第十四話「電磁波の『応用』」連載小説「奪われるースパイ天国・日本の敗戦ー」
スパイ防止法がないこの“天国”・日本で、知らない間に国が「奪われる」──。
表向きの歴史やニュースの裏側に潜む、冷酷な国際諜報戦と、個人の運命が国家間の巨大な陰謀に巻き込まれていく壮大な安全保障サスペンス小説、ここに爆誕。
舞台は、女性初の内閣総理大臣・高地きみえが熱狂的な支持を背景に「強い日本」を目指す日本。彼女は長年の懸案である日本人拉致被害者の奪還を決意し、極秘裏に北朝鮮の金正恩総書記との会談に臨む。しかし、その外交交渉の裏側では、すでに北朝鮮の体制に「影」が差し込み、巨大な隣国・中国の思惑が絡み合っていた。
第十四話「電磁波の『応用』」
壁のモニターに別のウィンドウが開き、世界地図が表示された。赤い点が日本列島を取り囲むように点滅している。「中国や北朝鮮はいろいろとシミュレーションしている。近い将来、彼らは動き出すと私たちは踏んでいる。その時、あなたたちのような優秀な頭脳から得られたデータが必要だったということだろう」。東京・霞が関の一角にある法務省で、ガッチリした体に口ひげを備えた男は淡々とした表情で説明を続けた。
公安調査庁の水上源太郎が言うには、彼はNSS(国家安全保障局)で局長を務める市原啓太という偉い人物らしい。「我々が調査したところでは、死亡したパクの本名は『崔善姫(チェ・ソンヒ)』だ。北朝鮮の工作員として日本に潜伏し、日本人の『協力者』を探していたと思われる。企業や大学、省庁、政治家などに接触していたようだ」と話した。そして、「なぜチェが殺されたのかはわかるだろう。任務を達成し、口封じをされたのだ」と続けている。スパイ映画では見たことがあるようなシーンだが、目の前で起きるとまったく迫力が違った。
市原が合図すると、黒いスーツを着た男たちが会議室に一気に入ってきて、浩一に前へ出るように促した。「山田浩一さん、あなた一体なにを流していたんだ?」。市原の大きな声が室内に響く。「ご存じの通り、日本にはスパイ防止法がない。中国であれ、ロシアであれ、北朝鮮であれ、やりたい放題しているのが現状だ。警察や公安調査庁、外務省、防衛省は法律の枠内でしか何もできない」。浩一が何を言いたいのかわからないという顔で市原を見つめる。
「最近のチェの動きがわかるように、街中にある監視カメラによる追跡を行った。その結果、山田さんは少なくとも2度にわたってチェと会っていることがわかった。しかも、2回目はなぜか港区立図書館の非常階段付近で、だ。ここで、あなたはチェと何をしていた?」。浩一は自らにかけられている嫌疑を打ち消そうと、必死に説明した。「実は、私が働くGTL社の研究所でデータ異常が見つかりました。それと・・・何人かの同僚が突然いなくなる出来事がありました。だから、研究所で何が起きているのか調査しようということになり・・・」。浩一が時系列でわかりやすく整理しながら続ける。

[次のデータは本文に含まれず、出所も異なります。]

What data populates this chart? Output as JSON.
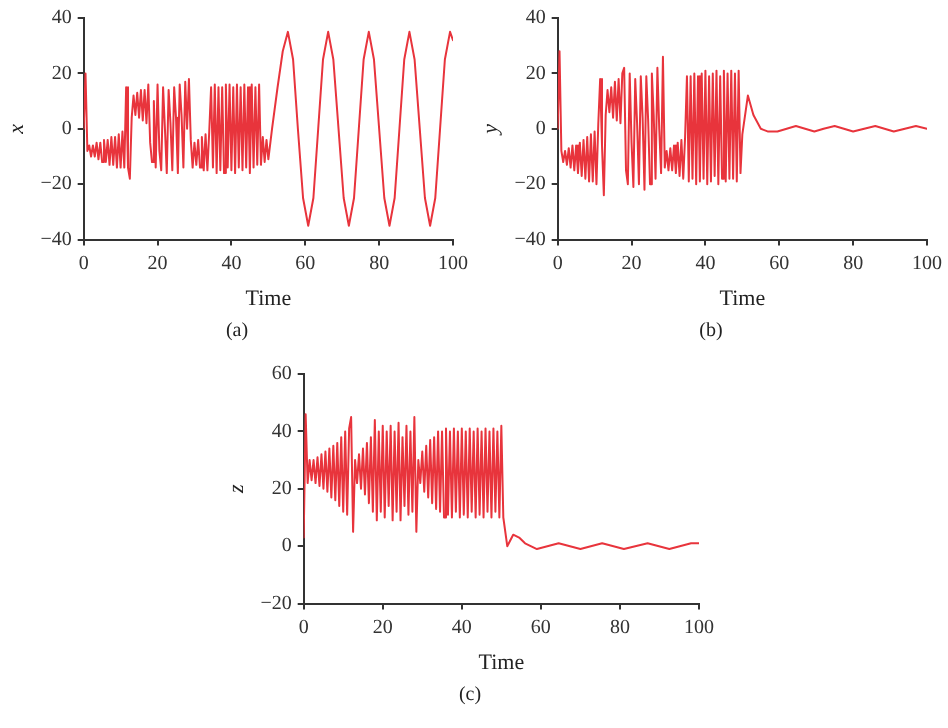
{
  "chart_data": [
    {
      "type": "line",
      "xlabel": "Time",
      "ylabel": "x",
      "annotations": [
        "(a)"
      ],
      "xlim": [
        0,
        100
      ],
      "xticks": [
        0,
        20,
        40,
        60,
        80,
        100
      ],
      "ylim": [
        -40,
        40
      ],
      "yticks": [
        -40,
        -20,
        0,
        20,
        40
      ],
      "grid": false,
      "legend": false,
      "series": [
        {
          "color": "#e8343c",
          "x": [
            0,
            0.5,
            1,
            1.5,
            2,
            2.5,
            3,
            3.5,
            4,
            4.5,
            5,
            5.5,
            6,
            6.5,
            7,
            7.5,
            8,
            8.5,
            9,
            9.5,
            10,
            10.5,
            11,
            11.5,
            12,
            12.5,
            13,
            13.5,
            14,
            14.5,
            15,
            15.5,
            16,
            16.5,
            17,
            17.5,
            18,
            18.5,
            19,
            19.5,
            20,
            20.5,
            21,
            21.5,
            22,
            22.5,
            23,
            23.5,
            24,
            24.5,
            25,
            25.5,
            26,
            26.5,
            27,
            27.5,
            28,
            28.5,
            29,
            29.5,
            30,
            30.5,
            31,
            31.5,
            32,
            32.5,
            33,
            33.5,
            34,
            34.5,
            35,
            35.5,
            36,
            36.5,
            37,
            37.5,
            38,
            38.5,
            39,
            39.5,
            40,
            40.5,
            41,
            41.5,
            42,
            42.5,
            43,
            43.5,
            44,
            44.5,
            45,
            45.5,
            46,
            46.5,
            47,
            47.5,
            48,
            48.5,
            49,
            49.5,
            50,
            51,
            52.5,
            53.9,
            55.3,
            56.7,
            58,
            59.4,
            60.8,
            62.2,
            63.5,
            64.8,
            66.2,
            67.6,
            69,
            70.4,
            71.8,
            73.2,
            74.5,
            75.8,
            77.2,
            78.6,
            80,
            81.4,
            82.8,
            84.2,
            85.5,
            86.8,
            88.2,
            89.6,
            91,
            92.4,
            93.8,
            95.2,
            96.5,
            97.8,
            99.2,
            100
          ],
          "values": [
            0,
            20,
            -8,
            -6,
            -10,
            -6,
            -10,
            -5,
            -11,
            -5,
            -12,
            -4,
            -12,
            -4,
            -13,
            -3,
            -13,
            -3,
            -14,
            -2,
            -14,
            -1,
            -14,
            15,
            -14,
            -18,
            4,
            12,
            5,
            13,
            4,
            14,
            3,
            14,
            2,
            16,
            -5,
            -12,
            10,
            -14,
            16,
            -8,
            -15,
            15,
            0,
            -16,
            14,
            2,
            -15,
            15,
            4,
            -16,
            16,
            5,
            -14,
            17,
            0,
            18,
            -4,
            -14,
            -5,
            -13,
            -4,
            -14,
            -3,
            -15,
            -2,
            -15,
            -1,
            15,
            -14,
            16,
            -16,
            15,
            -15,
            15,
            -16,
            16,
            -14,
            16,
            -15,
            15,
            -16,
            16,
            -14,
            15,
            -15,
            16,
            -14,
            15,
            -16,
            16,
            -14,
            15,
            -13,
            16,
            -13,
            -3,
            -12,
            -4,
            -11,
            0,
            15,
            28,
            35,
            25,
            0,
            -25,
            -35,
            -25,
            0,
            25,
            35,
            25,
            0,
            -25,
            -35,
            -25,
            0,
            25,
            35,
            25,
            0,
            -25,
            -35,
            -25,
            0,
            25,
            35,
            25,
            0,
            -25,
            -35,
            -25,
            0,
            25,
            35,
            32
          ]
        }
      ]
    },
    {
      "type": "line",
      "xlabel": "Time",
      "ylabel": "y",
      "annotations": [
        "(b)"
      ],
      "xlim": [
        0,
        100
      ],
      "xticks": [
        0,
        20,
        40,
        60,
        80,
        100
      ],
      "ylim": [
        -40,
        40
      ],
      "yticks": [
        -40,
        -20,
        0,
        20,
        40
      ],
      "grid": false,
      "legend": false,
      "series": [
        {
          "color": "#e8343c",
          "x": [
            0,
            0.5,
            1,
            1.5,
            2,
            2.5,
            3,
            3.5,
            4,
            4.5,
            5,
            5.5,
            6,
            6.5,
            7,
            7.5,
            8,
            8.5,
            9,
            9.5,
            10,
            10.5,
            11,
            11.5,
            12,
            12.5,
            13,
            13.5,
            14,
            14.5,
            15,
            15.5,
            16,
            16.5,
            17,
            17.5,
            18,
            18.5,
            19,
            19.5,
            20,
            20.5,
            21,
            21.5,
            22,
            22.5,
            23,
            23.5,
            24,
            24.5,
            25,
            25.5,
            26,
            26.5,
            27,
            27.5,
            28,
            28.5,
            29,
            29.5,
            30,
            30.5,
            31,
            31.5,
            32,
            32.5,
            33,
            33.5,
            34,
            34.5,
            35,
            35.5,
            36,
            36.5,
            37,
            37.5,
            38,
            38.5,
            39,
            39.5,
            40,
            40.5,
            41,
            41.5,
            42,
            42.5,
            43,
            43.5,
            44,
            44.5,
            45,
            45.5,
            46,
            46.5,
            47,
            47.5,
            48,
            48.5,
            49,
            49.5,
            50,
            51.5,
            53,
            55,
            57,
            59.5,
            62,
            64.5,
            67,
            69.5,
            72,
            75,
            77.5,
            80,
            83,
            86,
            88.5,
            91,
            94,
            97,
            100
          ],
          "values": [
            0,
            28,
            -8,
            -12,
            -8,
            -13,
            -7,
            -14,
            -6,
            -15,
            -6,
            -16,
            -5,
            -17,
            -4,
            -18,
            -3,
            -19,
            -2,
            -19,
            -1,
            -20,
            2,
            18,
            -6,
            -24,
            5,
            14,
            6,
            15,
            4,
            17,
            3,
            18,
            2,
            20,
            22,
            -15,
            -20,
            20,
            -5,
            -21,
            18,
            2,
            -20,
            19,
            4,
            -22,
            19,
            3,
            -20,
            20,
            5,
            -18,
            22,
            0,
            -16,
            26,
            -14,
            -8,
            -15,
            -7,
            -15,
            -6,
            -16,
            -5,
            -17,
            -4,
            -18,
            -3,
            19,
            -19,
            19,
            -18,
            20,
            -20,
            19,
            -19,
            20,
            -18,
            21,
            -20,
            19,
            -19,
            20,
            -17,
            21,
            -20,
            19,
            -18,
            21,
            -19,
            20,
            -18,
            21,
            -18,
            20,
            -19,
            21,
            -16,
            -2,
            12,
            5,
            0,
            -1,
            -1,
            0,
            1,
            0,
            -1,
            0,
            1,
            0,
            -1,
            0,
            1,
            0,
            -1,
            0,
            1,
            0
          ]
        }
      ]
    },
    {
      "type": "line",
      "xlabel": "Time",
      "ylabel": "z",
      "annotations": [
        "(c)"
      ],
      "xlim": [
        0,
        100
      ],
      "xticks": [
        0,
        20,
        40,
        60,
        80,
        100
      ],
      "ylim": [
        -20,
        60
      ],
      "yticks": [
        -20,
        0,
        20,
        40,
        60
      ],
      "grid": false,
      "legend": false,
      "series": [
        {
          "color": "#e8343c",
          "x": [
            0,
            0.5,
            1,
            1.5,
            2,
            2.5,
            3,
            3.5,
            4,
            4.5,
            5,
            5.5,
            6,
            6.5,
            7,
            7.5,
            8,
            8.5,
            9,
            9.5,
            10,
            10.5,
            11,
            11.5,
            12,
            12.5,
            13,
            13.5,
            14,
            14.5,
            15,
            15.5,
            16,
            16.5,
            17,
            17.5,
            18,
            18.5,
            19,
            19.5,
            20,
            20.5,
            21,
            21.5,
            22,
            22.5,
            23,
            23.5,
            24,
            24.5,
            25,
            25.5,
            26,
            26.5,
            27,
            27.5,
            28,
            28.5,
            29,
            29.5,
            30,
            30.5,
            31,
            31.5,
            32,
            32.5,
            33,
            33.5,
            34,
            34.5,
            35,
            35.5,
            36,
            36.5,
            37,
            37.5,
            38,
            38.5,
            39,
            39.5,
            40,
            40.5,
            41,
            41.5,
            42,
            42.5,
            43,
            43.5,
            44,
            44.5,
            45,
            45.5,
            46,
            46.5,
            47,
            47.5,
            48,
            48.5,
            49,
            49.5,
            50,
            50.5,
            51.5,
            53,
            54.5,
            56,
            59,
            64.5,
            70,
            75.5,
            81,
            87,
            92.5,
            98,
            100
          ],
          "values": [
            3,
            46,
            22,
            30,
            23,
            30,
            22,
            31,
            21,
            32,
            20,
            33,
            19,
            34,
            17,
            35,
            16,
            36,
            14,
            38,
            12,
            40,
            11,
            41,
            45,
            5,
            30,
            22,
            32,
            20,
            34,
            18,
            36,
            15,
            38,
            12,
            44,
            9,
            40,
            12,
            42,
            10,
            40,
            14,
            42,
            9,
            40,
            12,
            43,
            9,
            38,
            14,
            42,
            11,
            40,
            12,
            45,
            5,
            30,
            22,
            33,
            19,
            35,
            17,
            37,
            15,
            38,
            13,
            40,
            12,
            40,
            10,
            41,
            11,
            40,
            10,
            41,
            12,
            40,
            10,
            41,
            11,
            40,
            10,
            41,
            12,
            40,
            10,
            41,
            11,
            40,
            10,
            41,
            12,
            40,
            10,
            41,
            12,
            40,
            10,
            42,
            10,
            0,
            4,
            3,
            1,
            -1,
            1,
            -1,
            1,
            -1,
            1,
            -1,
            1,
            1
          ]
        }
      ]
    }
  ]
}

「ある日の夜、パブで友人と飲んでいる時に『パク』と名乗る女性から話しかけられました。彼女はGTL社の同僚であるといい、私と同じように研究所での出来事に不安を抱いていると言っていました。だから、私は彼女と一緒に調査しようと思って」。こう説明した時には、浩一も自分の“失敗”に気づいていた。